Frode fiscale, condanna per i fratelli Chiaravalli
Per non pagare 7 milioni di euro di tasse avrebbero messo in piedi un piano di ristrutturazione aziendale con l'obiettivo di svuotare la società in debito col fisco
Alla fine sono arrivate le condanne in primo grado per i fratelli Chiaravalli, titolari dell’omonima azienda metalmeccanica multinazionale con sedi in diversi paesi europei e cuore a Cavaria con Premezzo.

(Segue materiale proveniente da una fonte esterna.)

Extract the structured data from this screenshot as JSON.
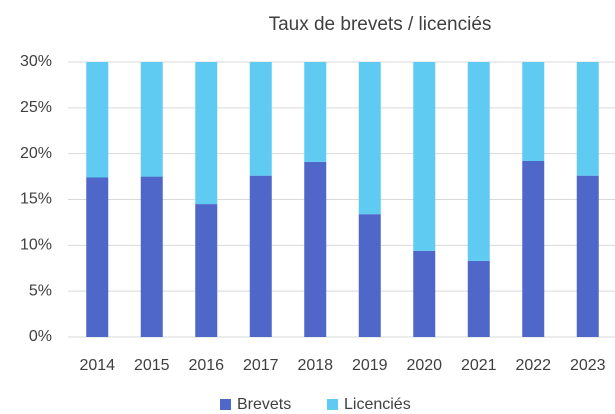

L’indagine risale al 2012 ed era stata condotta dal Nucleo di Polizia Tributaria di Varese e dai militari della Guardia di Finanza in forza alla Polizia Giudiziaria
Secondo l’accusa, rappresentata dal pubblico ministero che aveva anche coordinato l’inchiesta Nadia Alessandra Calcaterra, gli imprenditori avevano tentato di smembrare l’azienda, attraverso la cessione del ramo d’azienda, svuotando di fatto la società di tutti i suoi beni per trasferirli ad altre quattro società gestite da prestanome con l’obiettivo di non pagare le tasse e le relative sanzioni per circa 27 milioni di euro in tutto, poi ridotta a 12 milioni (pagati interamente, ndr) in sede di contenzioso con l’Agenzia delle Entrate.
Utilizzando un’operazione formalmente legale, dunque, avrebbero cercato di non ottemperare ad un loro dovere svuotando la società iniziale. In questo modo sapevano che il fisco non avrebbe potuto mai pretendere il pagamento della cifra perchè non c’erano più beni da aggredire.
Il Tribunale di Busto Arsizio ha condannato per sottrazione fraudolenta al pagamento delle imposte i due fratelli ad un anno di reclusione ciascuno (l’accusa aveva chiesto due anni, ndr), 8 mesi alla madre dei fratelli Chiaravalli e 6 mesi per altre due persone coinvolte. E’ stata inoltre confiscata la somma di 3,5 milioni di euro.
Le difese, rappresentate dagli avvocati Cesare Cicorella e Stefano Bettinelli, hanno annunciato che ricorreranno in appello.